Britanya’da büyümeyen biri gibi, sürekli bir şekilde öğreniyor, anlıyor ve İngiliz kültürüne adapte oluyorum. Hint ve İngiltere kültürü arasında belirgin farklar var ve size bunları anlatacağım!
Amerikalıların doğasında bulunan coşkulu hallerini ilgi çekici bulurum. Bu genelde İngilizler tarafından “atılgan” veya “fazlasıyla istekli” olarak tanımlanır. Kuvvetli ve pozitif duruşlarıyla hayatımda gördüğüm en başarılı ve azimli insanlar olduklarına tanıklık ettikten sonra bunu kabul ettim.

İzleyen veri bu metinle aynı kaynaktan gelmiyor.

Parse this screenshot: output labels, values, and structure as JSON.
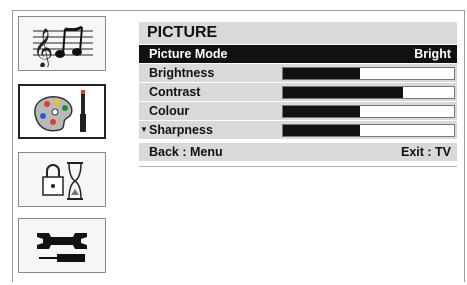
{
  "sidebar": {
    "items": [
      {
        "icon": "music-icon",
        "active": false
      },
      {
        "icon": "palette-icon",
        "active": true
      },
      {
        "icon": "lock-timer-icon",
        "active": false
      },
      {
        "icon": "tools-icon",
        "active": false
      }
    ]
  },
  "menu": {
    "title": "PICTURE",
    "rows": [
      {
        "label": "Picture Mode",
        "value": "Bright"
      },
      {
        "label": "Brightness",
        "level": 0.45
      },
      {
        "label": "Contrast",
        "level": 0.7
      },
      {
        "label": "Colour",
        "level": 0.45
      },
      {
        "label": "Sharpness",
        "level": 0.45
      }
    ],
    "footer_left": "Back : Menu",
    "footer_right": "Exit : TV"
  }
}
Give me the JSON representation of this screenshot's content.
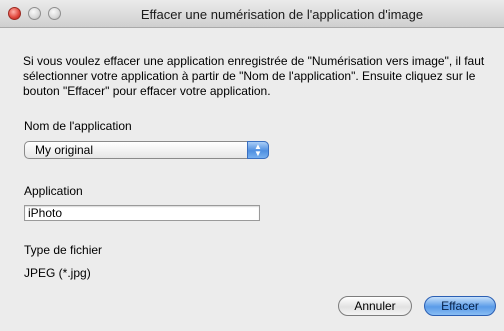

Belki de İngilizler için daha doğal olan, daha ayarlı olunması ve insanlara karşı daha detaylı cevaplar verilmesidir. Fakat belki de öz saygımızı yükseltmek için gölün diğer tarafındaki ablalarımızdan ve ağabeylerimizden öğrenebileceğimiz bazı bilgiler vardır.
Tasdik, İnanç Haline Gelir
Sonuç olarak, Muhammed Ali kendi motivasyonunuzu yaratmaktan, kendi yolunuzu çizmekten ve kendi başarınızı yaratmaktan bahseder. Muhammed Ali’nin zihniyetine tamamen katılıyorum ve sanırım onun sözlerinin ben de bu kadar derin anlamlar yankılandırması da bu yüzden!
Bu gönderinin sonunda da tüm işletme sahiplerinin not alması gereken bir Muhammed Ali sözünü paylaşıyorum:
“İnanca yol açan, tasdiklerin tekrarlanmasıdır. Ve bir kere inanç derin bir kanaate döndüğünde, işler harekete geçmeye başlar.”